Tapanuli Selatan (ANTARA) - PT Agincourt Resources (PTAR), pengelola Tambang Emas Martabe, mendukung penyelenggaraan webinar bertajuk "Clean Energy Goes Viral: Gen-Z dalam Transisi Energi" sebagai bagian dari upaya meningkatkan pemahaman generasi muda mengenai pentingnya energi bersih dan keberlanjutan.

Webinar yang diikuti ratusan peserta dari kalangan pelajar, mahasiswa, hingga jurnalis tersebut menghadirkan narasumber Ir. Riki Firmandha Ibrahim, M.Sc., dosen energi terbarukan Program Magister Universitas Darma Persada sekaligus Dewan Pakar Masyarakat Ketenagalistrikan Indonesia (MKI), Sabtu.

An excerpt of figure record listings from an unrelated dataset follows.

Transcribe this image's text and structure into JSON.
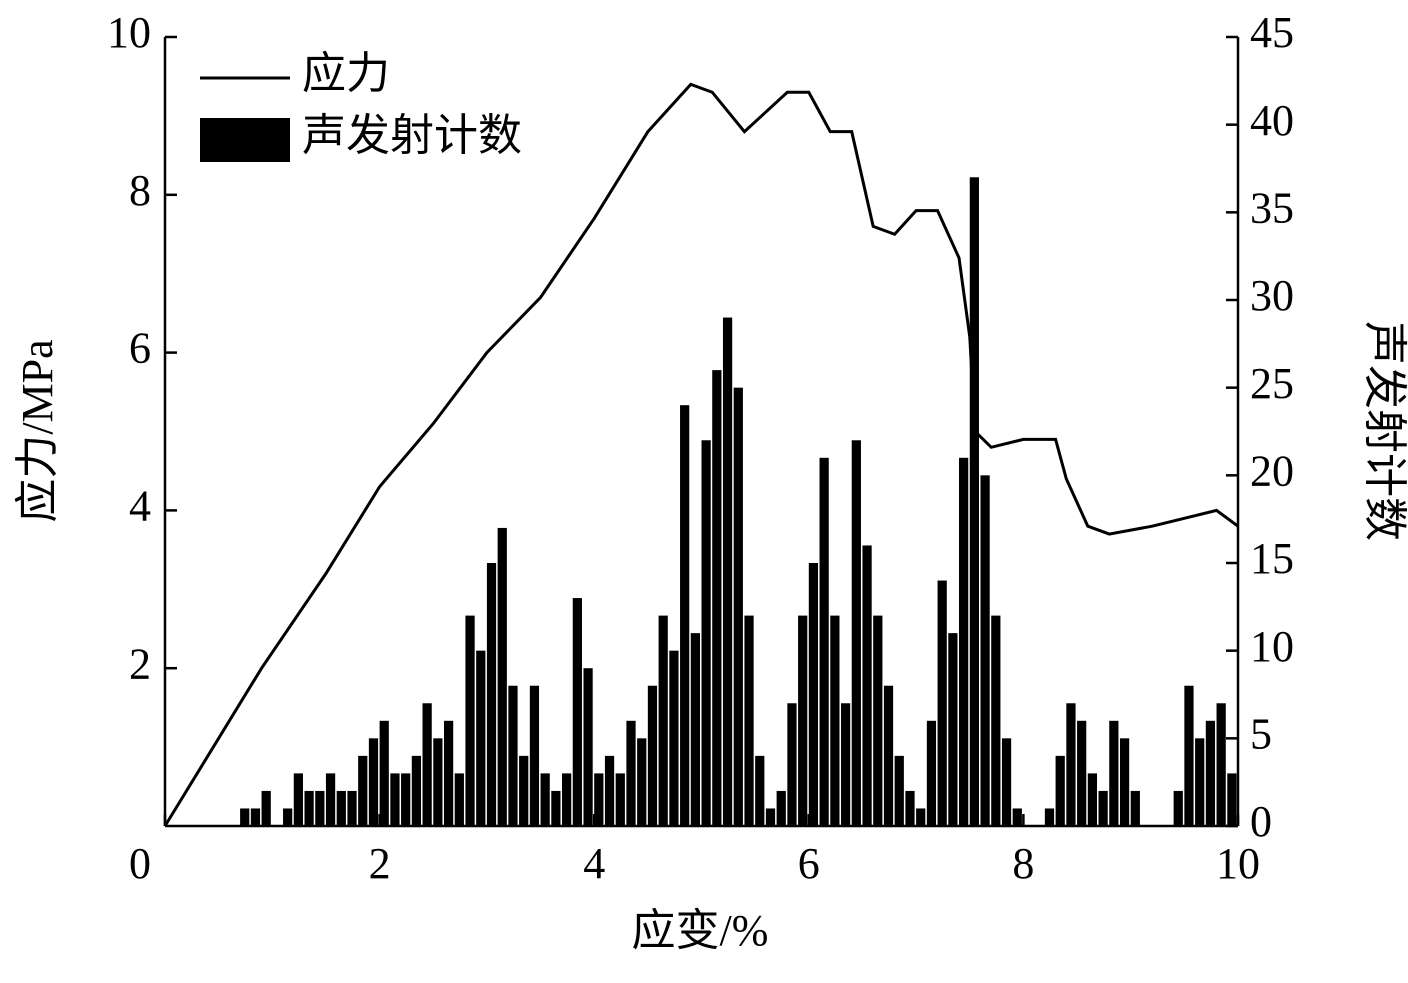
{
  "chart_data": {
    "type": "combo",
    "xlabel": "应变/%",
    "ylabel": "应力/MPa",
    "y2label": "声发射计数",
    "xlim": [
      0,
      10
    ],
    "xticks": [
      0,
      2,
      4,
      6,
      8,
      10
    ],
    "ylim": [
      0,
      10
    ],
    "yticks": [
      2,
      4,
      6,
      8,
      10
    ],
    "y2lim": [
      0,
      45
    ],
    "y2ticks": [
      0,
      5,
      10,
      15,
      20,
      25,
      30,
      35,
      40,
      45
    ],
    "legend": "upper-left",
    "series": [
      {
        "name": "应力",
        "type": "line",
        "color": "#000000",
        "x": [
          0,
          0.9,
          1.5,
          2,
          2.5,
          3,
          3.5,
          4,
          4.5,
          4.9,
          5.1,
          5.4,
          5.8,
          6.0,
          6.2,
          6.4,
          6.6,
          6.8,
          7.0,
          7.2,
          7.4,
          7.5,
          7.55,
          7.7,
          8.0,
          8.3,
          8.4,
          8.6,
          8.8,
          9.2,
          9.5,
          9.8,
          10
        ],
        "values": [
          0,
          2,
          3.2,
          4.3,
          5.1,
          6.0,
          6.7,
          7.7,
          8.8,
          9.4,
          9.3,
          8.8,
          9.3,
          9.3,
          8.8,
          8.8,
          7.6,
          7.5,
          7.8,
          7.8,
          7.2,
          6.2,
          5.0,
          4.8,
          4.9,
          4.9,
          4.4,
          3.8,
          3.7,
          3.8,
          3.9,
          4.0,
          3.8
        ]
      },
      {
        "name": "声发射计数",
        "type": "histogram",
        "axis": "y2",
        "color": "#000000",
        "bins": [
          0,
          0.1,
          0.2,
          0.3,
          0.4,
          0.5,
          0.6,
          0.7,
          0.8,
          0.9,
          1,
          1.1,
          1.2,
          1.3,
          1.4,
          1.5,
          1.6,
          1.7,
          1.8,
          1.9,
          2,
          2.1,
          2.2,
          2.3,
          2.4,
          2.5,
          2.6,
          2.7,
          2.8,
          2.9,
          3,
          3.1,
          3.2,
          3.3,
          3.4,
          3.5,
          3.6,
          3.7,
          3.8,
          3.9,
          4,
          4.1,
          4.2,
          4.3,
          4.4,
          4.5,
          4.6,
          4.7,
          4.8,
          4.9,
          5,
          5.1,
          5.2,
          5.3,
          5.4,
          5.5,
          5.6,
          5.7,
          5.8,
          5.9,
          6,
          6.1,
          6.2,
          6.3,
          6.4,
          6.5,
          6.6,
          6.7,
          6.8,
          6.9,
          7,
          7.1,
          7.2,
          7.3,
          7.4,
          7.5,
          7.6,
          7.7,
          7.8,
          7.9,
          8,
          8.1,
          8.2,
          8.3,
          8.4,
          8.5,
          8.6,
          8.7,
          8.8,
          8.9,
          9,
          9.1,
          9.2,
          9.3,
          9.4,
          9.5,
          9.6,
          9.7,
          9.8,
          9.9,
          10
        ],
        "values": [
          0,
          0,
          0,
          0,
          0,
          0,
          0,
          1,
          1,
          2,
          0,
          1,
          3,
          2,
          2,
          3,
          2,
          2,
          4,
          5,
          6,
          3,
          3,
          4,
          7,
          5,
          6,
          3,
          12,
          10,
          15,
          17,
          8,
          4,
          8,
          3,
          2,
          3,
          13,
          9,
          3,
          4,
          3,
          6,
          5,
          8,
          12,
          10,
          24,
          11,
          22,
          26,
          29,
          25,
          12,
          4,
          1,
          2,
          7,
          12,
          15,
          21,
          12,
          7,
          22,
          16,
          12,
          8,
          4,
          2,
          1,
          6,
          14,
          11,
          21,
          37,
          20,
          12,
          5,
          1,
          0,
          0,
          1,
          4,
          7,
          6,
          3,
          2,
          6,
          5,
          2,
          0,
          0,
          0,
          2,
          8,
          5,
          6,
          7,
          3
        ]
      }
    ]
  }
}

Kegiatan itu mendapat antusiasme tinggi dari peserta, khususnya generasi Z, yang aktif berdiskusi mengenai tantangan dan peluang dalam percepatan transisi menuju energi terbarukan di Indonesia.

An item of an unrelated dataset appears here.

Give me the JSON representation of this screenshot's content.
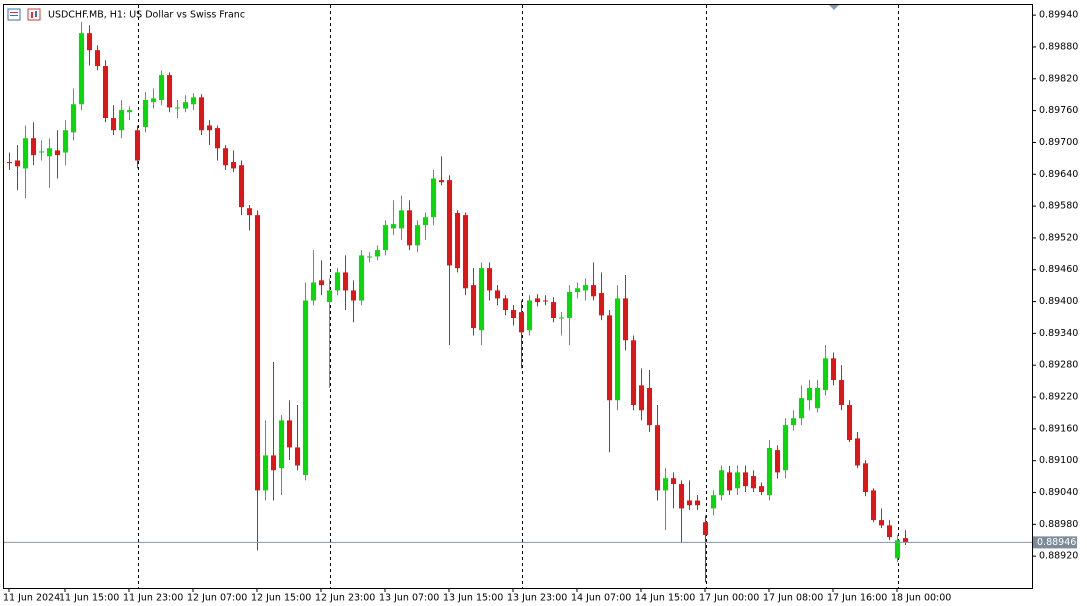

Dukungan PTAR yang berlokasi di Batang Toru, Kabupaten Tapanuli Selatan (Tapsel), Sumatera Utara terhadap webinar tersebut sejalan dengan berbagai langkah perusahaan dalam meningkatkan efisiensi energi dan penggunaan sumber energi yang lebih ramah lingkungan di area operasional Tambang Emas Martabe.

Dimana diketahui, pada 2022, PTAR membangun instalasi panel surya berkapasitas 2,0 megawatt peak (MWp) dengan sistem on-grid rooftop yang dipasang pada 42 bangunan di kawasan tambang. Pemanfaatan energi surya itu menjadi salah satu upaya perusahaan mengurangi ketergantungan terhadap energi berbasis fosil.

Selain itu, PTAR juga mulai mengoperasikan excavator hibrida Komatsu HB365-1 sejak 2023 yang diklaim mampu menghemat konsumsi bahan bakar hingga 17 persen dan mengurangi emisi karbon sekitar 13 kilogram per jam.

Pada 2024, perusahaan juga memanfaatkan 275.000 unit Renewable Energy Certificate (REC) atau setara 275 megawatt hour (MWh) listrik energi baru terbarukan dari PLN serta meningkatkan penggunaan bahan bakar ramah lingkungan melalui penerapan B40 yang merupakan campuran 40 persen biodiesel dan 60 persen solar.

Di sektor pengolahan, PTAR menerapkan berbagai inovasi efisiensi energi, antara lain penggunaan Instalasi Slip Energy Recovery (SER) yang berpotensi menghemat energi hingga 6,49 persen per bulan serta teknologi Closed-Loop Energy Reclamation dengan Intelligent Torque Control pada sistem penggilingan bijih yang pada 2024 mampu mengurangi konsumsi energi listrik sebesar 4.931 gigajoule (GJ).

Perusahaan juga mengembangkan pemanfaatan minyak pelumas bekas menggunakan teknologi Hypobaric Fraction Separator. Pada 2024, PTAR mengolah 155,25 ton minyak pelumas bekas sehingga mampu menekan potensi pemanasan global hingga 441.975,09 ton setara karbon dioksida (CO2e), sekaligus mendukung praktik pertambangan yang lebih berkelanjutan.